I just found (or: I think that I found) the geodesics of the upper, closed half plane of $\mathbb R^2$. To verify my solution: Is it correct that the geodesics are the circles and lines which meet the unit circle at right angles?
Thanks a lot for the confirmation (or the correction, if I'm wrong...)
Edit: Here is what I have so far (this should be correct, isn't it?):
On
It is possible to write down the solution in full parametric form. It is parametrized with the intial conditions: $x(0)=x_0$, $y(0)=y_0$, $x'(0)=u_0$, $y'(0)=v_0$ and additionally the constraint $u_0^2+v_0^2=y_0^2$ is implied.
For the circle:
$x(\lambda) = x_0+\frac{u_0 y_0\sinh\lambda}{y_0\cosh\lambda-v_0\sinh\lambda}$
$y(\lambda)=\frac{y_0^2}{|y_0\cosh\lambda-v_0\sinh\lambda|}$
For $u_0=0$ it follows that $v_0=y_0$ and the straight line is recovered from the general solution:
$x(\lambda)=x_0$
$y(\lambda)=y_0 \exp(\lambda)$
It is not correct that the geodesics of the upper half plane $\mathbb{H}=\{(x,y)\in\mathbb{R}^2:\;y>0\}$ with metric $g$ given by $g_{xx}=g_{yy}=1/y^2$ and $g_{xy}=g_{yx}=0$ the circles and lines which meet the unit circle at right angles. Instead, they are the circles and lines that meet the $x$-axis (the line $y=0$ in $\mathbb{R}^2$) at right angles.
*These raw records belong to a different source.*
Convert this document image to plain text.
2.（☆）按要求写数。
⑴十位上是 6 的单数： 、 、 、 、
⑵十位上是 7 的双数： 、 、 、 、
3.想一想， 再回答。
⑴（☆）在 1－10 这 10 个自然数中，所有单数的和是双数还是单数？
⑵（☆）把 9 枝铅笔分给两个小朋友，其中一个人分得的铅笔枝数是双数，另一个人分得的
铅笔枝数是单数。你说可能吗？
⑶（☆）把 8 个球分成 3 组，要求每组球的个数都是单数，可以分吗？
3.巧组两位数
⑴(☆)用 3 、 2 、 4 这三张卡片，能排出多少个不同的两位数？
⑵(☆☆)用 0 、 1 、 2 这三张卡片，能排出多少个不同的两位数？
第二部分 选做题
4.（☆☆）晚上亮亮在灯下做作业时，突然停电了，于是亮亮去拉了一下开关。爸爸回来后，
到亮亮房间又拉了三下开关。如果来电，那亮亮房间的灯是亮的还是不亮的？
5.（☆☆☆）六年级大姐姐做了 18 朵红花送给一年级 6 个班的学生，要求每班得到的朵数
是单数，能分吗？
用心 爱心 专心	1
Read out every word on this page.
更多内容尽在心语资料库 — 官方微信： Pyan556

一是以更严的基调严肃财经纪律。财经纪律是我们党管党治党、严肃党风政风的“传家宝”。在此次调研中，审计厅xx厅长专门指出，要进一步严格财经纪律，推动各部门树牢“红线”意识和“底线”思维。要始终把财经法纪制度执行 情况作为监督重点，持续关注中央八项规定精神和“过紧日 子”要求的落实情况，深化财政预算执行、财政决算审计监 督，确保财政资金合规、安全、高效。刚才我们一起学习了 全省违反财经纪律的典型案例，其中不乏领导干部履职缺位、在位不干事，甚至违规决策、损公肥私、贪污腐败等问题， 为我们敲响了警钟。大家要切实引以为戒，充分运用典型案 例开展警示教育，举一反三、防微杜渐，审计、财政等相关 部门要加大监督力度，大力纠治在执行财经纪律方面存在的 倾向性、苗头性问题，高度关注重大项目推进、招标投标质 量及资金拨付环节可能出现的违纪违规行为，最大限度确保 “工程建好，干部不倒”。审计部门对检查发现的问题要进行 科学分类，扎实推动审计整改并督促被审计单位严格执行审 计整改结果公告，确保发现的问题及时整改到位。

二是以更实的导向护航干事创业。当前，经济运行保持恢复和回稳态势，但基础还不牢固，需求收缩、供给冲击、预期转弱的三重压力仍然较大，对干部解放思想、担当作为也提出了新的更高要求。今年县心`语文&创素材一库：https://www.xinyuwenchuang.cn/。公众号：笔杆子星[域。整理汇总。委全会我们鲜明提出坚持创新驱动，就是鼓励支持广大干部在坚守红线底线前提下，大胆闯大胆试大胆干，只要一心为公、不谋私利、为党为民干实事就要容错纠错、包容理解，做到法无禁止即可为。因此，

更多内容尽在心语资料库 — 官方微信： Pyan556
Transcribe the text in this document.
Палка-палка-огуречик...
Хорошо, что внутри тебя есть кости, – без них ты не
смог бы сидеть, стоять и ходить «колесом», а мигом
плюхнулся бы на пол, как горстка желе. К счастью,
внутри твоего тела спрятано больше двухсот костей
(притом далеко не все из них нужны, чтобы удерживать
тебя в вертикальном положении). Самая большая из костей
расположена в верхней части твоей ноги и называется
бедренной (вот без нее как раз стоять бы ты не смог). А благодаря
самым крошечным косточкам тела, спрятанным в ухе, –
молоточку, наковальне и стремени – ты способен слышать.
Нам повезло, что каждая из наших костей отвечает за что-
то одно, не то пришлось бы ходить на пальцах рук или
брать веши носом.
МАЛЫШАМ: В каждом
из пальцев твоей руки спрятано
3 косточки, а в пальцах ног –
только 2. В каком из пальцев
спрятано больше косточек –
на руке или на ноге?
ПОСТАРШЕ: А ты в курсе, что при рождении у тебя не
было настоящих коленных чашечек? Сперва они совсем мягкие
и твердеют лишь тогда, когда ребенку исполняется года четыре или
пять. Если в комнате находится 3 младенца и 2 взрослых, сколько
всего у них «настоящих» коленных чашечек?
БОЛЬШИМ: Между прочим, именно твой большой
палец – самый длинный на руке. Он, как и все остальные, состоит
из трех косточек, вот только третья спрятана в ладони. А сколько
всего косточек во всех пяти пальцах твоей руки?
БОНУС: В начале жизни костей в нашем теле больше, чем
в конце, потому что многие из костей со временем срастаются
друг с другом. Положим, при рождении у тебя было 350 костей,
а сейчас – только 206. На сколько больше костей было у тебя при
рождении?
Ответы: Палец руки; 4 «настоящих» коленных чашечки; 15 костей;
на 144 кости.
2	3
A curve $\gamma:I\subset\mathbb{R}\rightarrow \mathbb{H}:s\mapsto(x_1(s),x_2(s))$ is a geodesic if it satisfies the geodesic equation: \begin{equation} \frac{d^2x_k}{ds^2} + \sum_{i,j=1}^2\Gamma^k_{ij}\frac{dx_i}{ds}\frac{dx_j}{ds}=0, \end{equation} for $k=1,2$ and where $\Gamma^k_{ij}$ are the Christoffel symbols, which in this case are \begin{equation} \Gamma^1_{12}=\Gamma^1_{21}=\Gamma^2_{22}=-1/y;\;\; \Gamma^2_{11}=1/y;\;\;\; \Gamma^1_{11}=\Gamma^2_{12}=\Gamma^2_{21}=\Gamma^1_{22}=0. \end{equation} The geodesic equations are then the following system of differential equations (writing $x=x_1$ and $y=x_2$): \begin{equation} \frac{d^2x}{ds^2}-2\frac{1}{y}\frac{dx}{ds}\frac{dy}{ds}=0;\;\;\; \frac{d^2y}{ds^2}+\frac{1}{y} \left[\left(\frac{dx}{ds}\right)^2-\left(\frac{dy}{ds}\right)^2\right]=0 \end{equation} For $\frac{dx}{ds}\neq 0$ the solutions satisfy: $x^2+y^2-ax=b$, where $a$ and $b$ are constants. Those are circles with center in the line $y=0$, and thus meeting that line at right angles. The solutions for $\frac{dx}{ds}=0$ are just vertical lines.